By Fiona Harvey and Andrew Bolger
Published: February 17 2009 00:27
Nine companies and consortia were chosen on Monday to develop the first major offshore wind farms at 10 sites off the coast of Scotland, in a boost for ministers’ plans to develop offshore turbines.
The proposed wind farms would be capable of generating a total of about 6 gigawatts of power. The biggest project is for a 1.5 gigawatt array of turbines off the coast of Argyll by ScottishPower Renewables, now owned by Iberdrola, the Spanish energy group.
Another major winner was Airtricity, the renewable subsidiary of Scottish & Southern Energy, which was granted agreement to develop wind farms in the Moray Firth’s Beatrice Field, and off Bell Rock, Islay and Kintyre, with a combined capacity of up to 2,700 MW.
The Crown Estate, which is responsible for the seabed around the UK’s coastline, said it would take about a year for an environmental impact assessment to be completed around the Scottish coast, which must happen before the development of the sites can take place.
Sites around the English and Welsh coasts are being dealt with separately, in a bidding process that will see bidders come forward in early March.
The government published a study a few weeks ago which found that there were suitable sites around the UK likely to be capable of generating about 25GW of offshore wind power, which is in line with the government’s targets. The UK must generate 14 per cent of its energy from renewable sources by 2020, in order to meet European Union targets, and ministers have put offshore wind at the centre of this ambitious £100bn investment plan, despite the fact that the UK has only about 0.5GW of offshore wind at present.

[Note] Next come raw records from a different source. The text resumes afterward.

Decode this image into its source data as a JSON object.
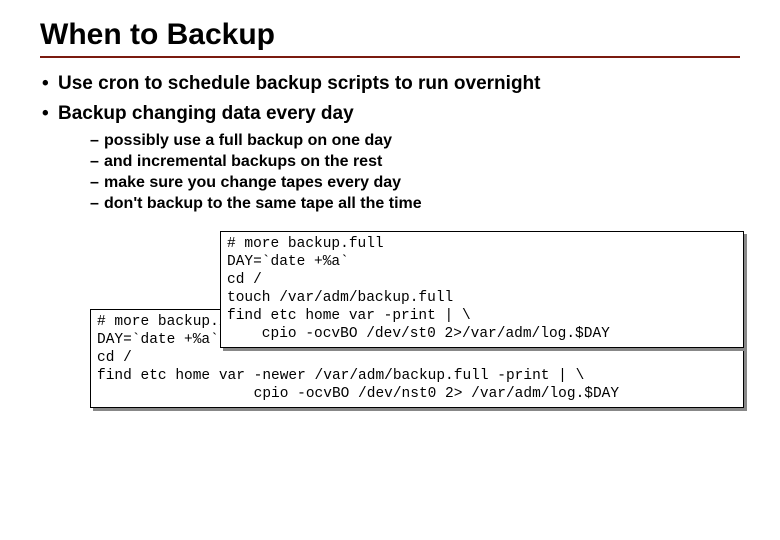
{
  "title": "When to Backup",
  "bullets": {
    "b0": "Use cron to schedule backup scripts to run overnight",
    "b1": "Backup changing data every day"
  },
  "sub": {
    "s0": "possibly use a full backup on one day",
    "s1": "and incremental backups on the rest",
    "s2": "make sure you change tapes every day",
    "s3": "don't backup to the same tape all the time"
  },
  "code": {
    "full": "# more backup.full\nDAY=`date +%a`\ncd /\ntouch /var/adm/backup.full\nfind etc home var -print | \\\n    cpio -ocvBO /dev/st0 2>/var/adm/log.$DAY",
    "inc": "# more backup.inc\nDAY=`date +%a`\ncd /\nfind etc home var -newer /var/adm/backup.full -print | \\\n                  cpio -ocvBO /dev/nst0 2> /var/adm/log.$DAY"
  }
}
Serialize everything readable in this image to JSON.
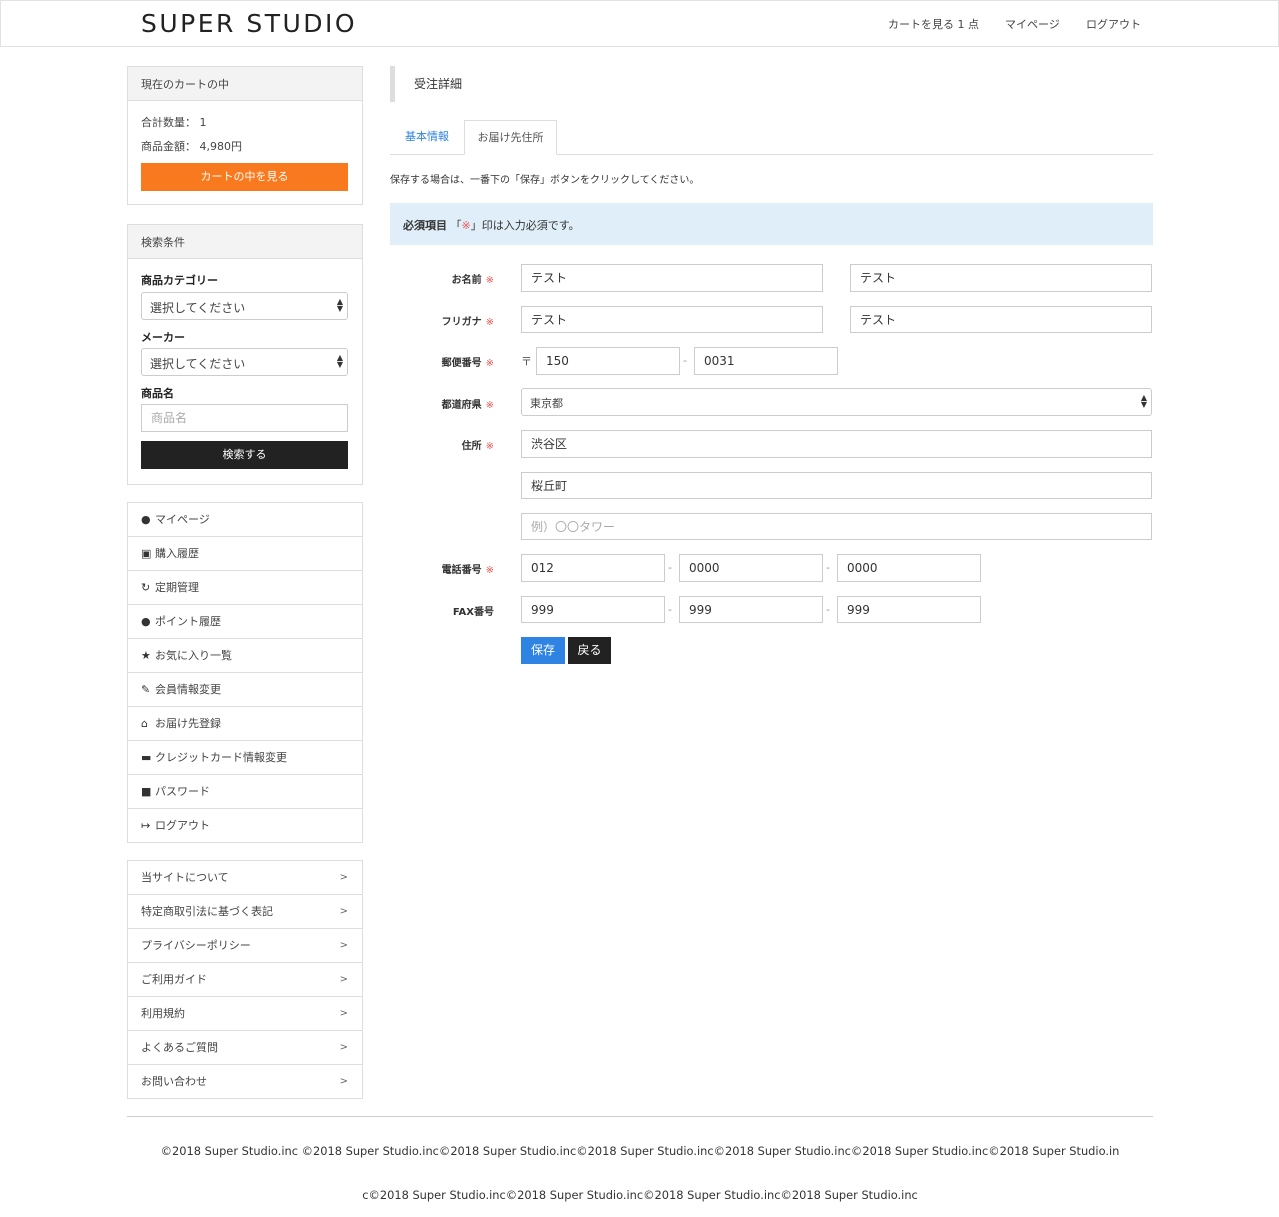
{
  "header": {
    "logo": "SUPER STUDIO",
    "nav": [
      "カートを見る 1 点",
      "マイページ",
      "ログアウト"
    ]
  },
  "cart_box": {
    "title": "現在のカートの中",
    "quantity": "合計数量： 1",
    "amount": "商品金額： 4,980円",
    "button": "カートの中を見る"
  },
  "search_box": {
    "title": "検索条件",
    "category_label": "商品カテゴリー",
    "category_value": "選択してください",
    "maker_label": "メーカー",
    "maker_value": "選択してください",
    "name_label": "商品名",
    "name_placeholder": "商品名",
    "button": "検索する"
  },
  "member_menu": [
    {
      "icon": "user-icon",
      "label": "マイページ"
    },
    {
      "icon": "cart-icon",
      "label": "購入履歴"
    },
    {
      "icon": "refresh-icon",
      "label": "定期管理"
    },
    {
      "icon": "piggy-bank-icon",
      "label": "ポイント履歴"
    },
    {
      "icon": "star-icon",
      "label": "お気に入り一覧"
    },
    {
      "icon": "pencil-icon",
      "label": "会員情報変更"
    },
    {
      "icon": "home-icon",
      "label": "お届け先登録"
    },
    {
      "icon": "credit-card-icon",
      "label": "クレジットカード情報変更"
    },
    {
      "icon": "lock-icon",
      "label": "パスワード"
    },
    {
      "icon": "logout-icon",
      "label": "ログアウト"
    }
  ],
  "info_menu": [
    {
      "label": "当サイトについて",
      "chevron": ">"
    },
    {
      "label": "特定商取引法に基づく表記",
      "chevron": ">"
    },
    {
      "label": "プライバシーポリシー",
      "chevron": ">"
    },
    {
      "label": "ご利用ガイド",
      "chevron": ">"
    },
    {
      "label": "利用規約",
      "chevron": ">"
    },
    {
      "label": "よくあるご質問",
      "chevron": ">"
    },
    {
      "label": "お問い合わせ",
      "chevron": ">"
    }
  ],
  "main": {
    "title": "受注詳細",
    "tabs": [
      "基本情報",
      "お届け先住所"
    ],
    "active_tab": "お届け先住所",
    "instruction": "保存する場合は、一番下の「保存」ボタンをクリックしてください。",
    "notice_bold": "必須項目",
    "notice_open": "「",
    "notice_mark": "※",
    "notice_rest": "」印は入力必須です。"
  },
  "form": {
    "required_mark": "※",
    "name_label": "お名前",
    "name_last": "テスト",
    "name_first": "テスト",
    "kana_label": "フリガナ",
    "kana_last": "テスト",
    "kana_first": "テスト",
    "zip_label": "郵便番号",
    "zip_symbol": "〒",
    "zip1": "150",
    "zip2": "0031",
    "pref_label": "都道府県",
    "pref_value": "東京都",
    "addr_label": "住所",
    "addr1": "渋谷区",
    "addr2": "桜丘町",
    "addr3_placeholder": "例）〇〇タワー",
    "tel_label": "電話番号",
    "tel1": "012",
    "tel2": "0000",
    "tel3": "0000",
    "fax_label": "FAX番号",
    "fax1": "999",
    "fax2": "999",
    "fax3": "999",
    "separator": "-",
    "save_button": "保存",
    "back_button": "戻る"
  },
  "footer": {
    "text": "©2018 Super Studio.inc ©2018 Super Studio.inc©2018 Super Studio.inc©2018 Super Studio.inc©2018 Super Studio.inc©2018 Super Studio.inc©2018 Super Studio.inc©2018 Super Studio.inc©2018 Super Studio.inc©2018 Super Studio.inc©2018 Super Studio.inc"
  },
  "colors": {
    "accent_orange": "#f97a1e",
    "primary_blue": "#2e83e3",
    "notice_bg": "#dfeef8",
    "required_red": "#e55555"
  }
}
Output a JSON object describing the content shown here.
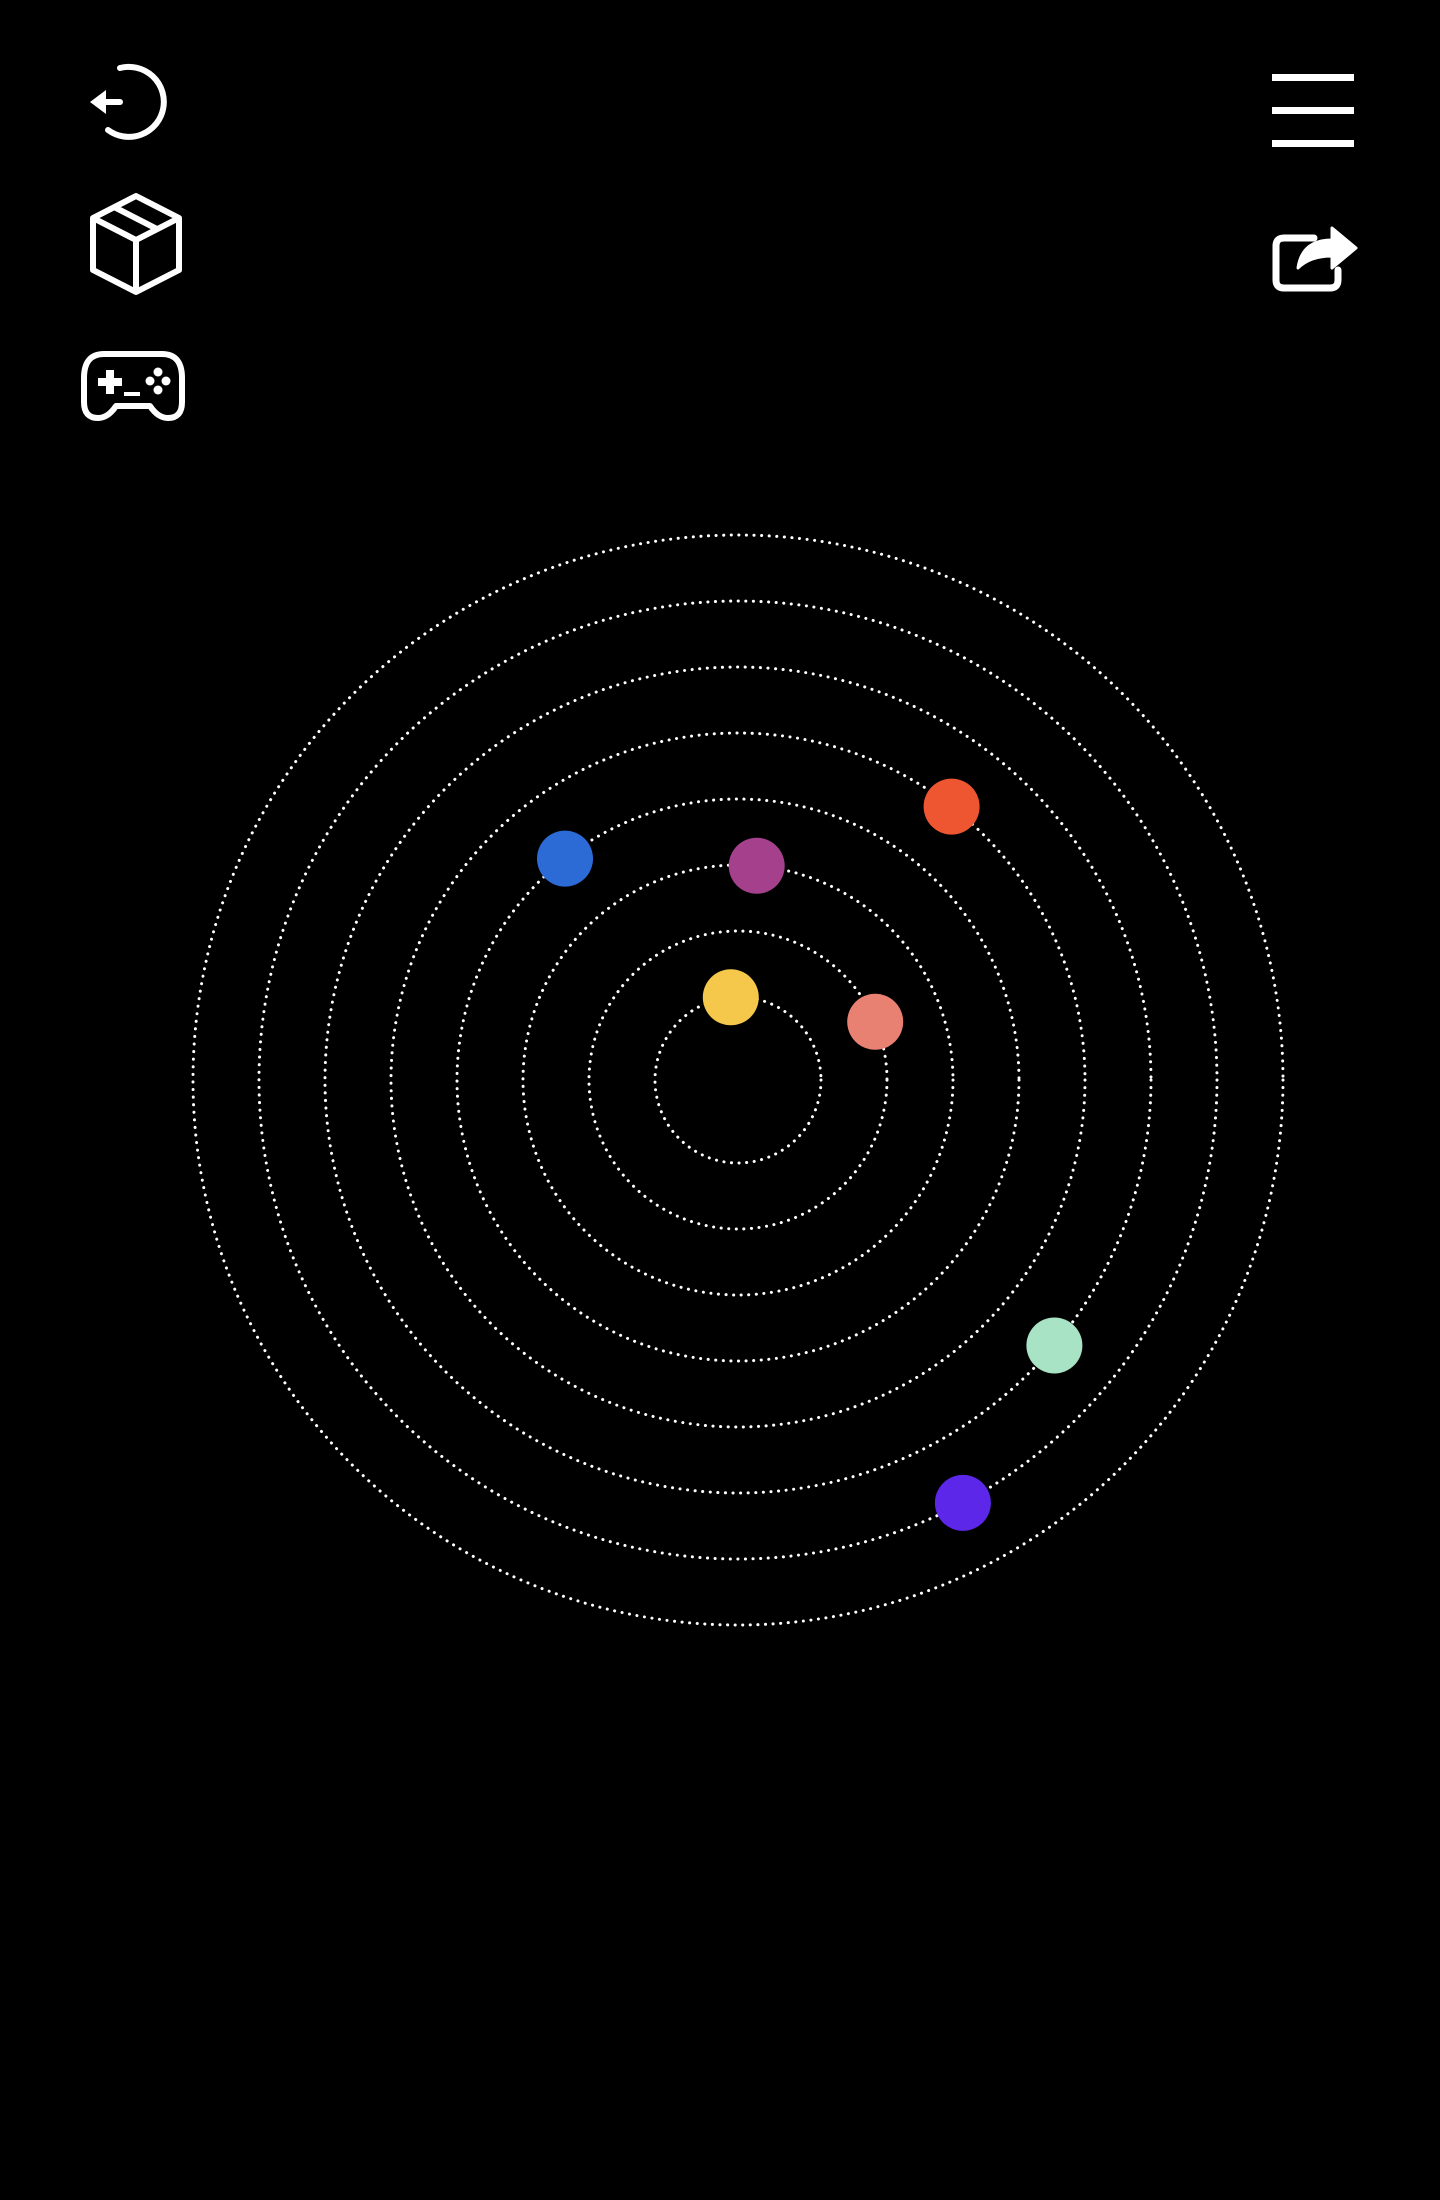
{
  "toolbar_left": {
    "items": [
      {
        "icon": "undo-icon",
        "name": "undo-button"
      },
      {
        "icon": "box-icon",
        "name": "box-button"
      },
      {
        "icon": "gamepad-icon",
        "name": "gamepad-button"
      }
    ]
  },
  "toolbar_right": {
    "items": [
      {
        "icon": "hamburger-menu-icon",
        "name": "menu-button"
      },
      {
        "icon": "share-icon",
        "name": "share-button"
      }
    ]
  },
  "colors": {
    "background": "#000000",
    "icon": "#ffffff",
    "orbit": "#ffffff"
  },
  "orbits": {
    "count": 8,
    "style": "dotted"
  },
  "planets": [
    {
      "orbit": 1,
      "color": "#F5C84B",
      "angle_deg": 95
    },
    {
      "orbit": 2,
      "color": "#E98172",
      "angle_deg": 23
    },
    {
      "orbit": 3,
      "color": "#A4408C",
      "angle_deg": 85
    },
    {
      "orbit": 4,
      "color": "#2C6BD6",
      "angle_deg": 128
    },
    {
      "orbit": 5,
      "color": "#EE5531",
      "angle_deg": 52
    },
    {
      "orbit": 6,
      "color": "#A8E3C5",
      "angle_deg": -40
    },
    {
      "orbit": 7,
      "color": "#5D27EA",
      "angle_deg": -62
    }
  ]
}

Offshore wind holds more allure than other renewables for ministers because of the difficulty of overcoming local objections to onshore wind farms, and because other renewables – such as tidal and wave power – are at an earlier stage of development.
However, serious doubts have been thrown on the economic viability of offshore wind power by a series of recent developments.
Paul Golby, chief executive of Eon UK, told the FT recently that the economics of the world’s biggest proposed offshore wind farm, the London Array, were “on a knife edge” because of spiralling costs and inadequate incentives. Shell, originally a partner in the project, pulled out of the wind farm last year, citing high costs, and BP also shelved its plans for offshore wind in the UK. Centrica is reconsidering its offshore plans.
Offshore wind is about twice as expensive per megawatt of electricity as its onshore counterpart. The costs are driven by the difficulty of siting turbines in deep water, the more robust generation equipment needed and the greater wear and tear and need for maintenance. There is even a dire shortage of the barges needed to tow out and install the turbines.
But under government plans that will come into force in April, offshore wind will qualify for only 1.5 times the subsidy given to onshore wind.
Offshore generators fear this will not be enough to swing the economics in favour of the offshore turbines, even if the costs ease as the recession bites and demand for turbines falls off, as there are some signs of happening.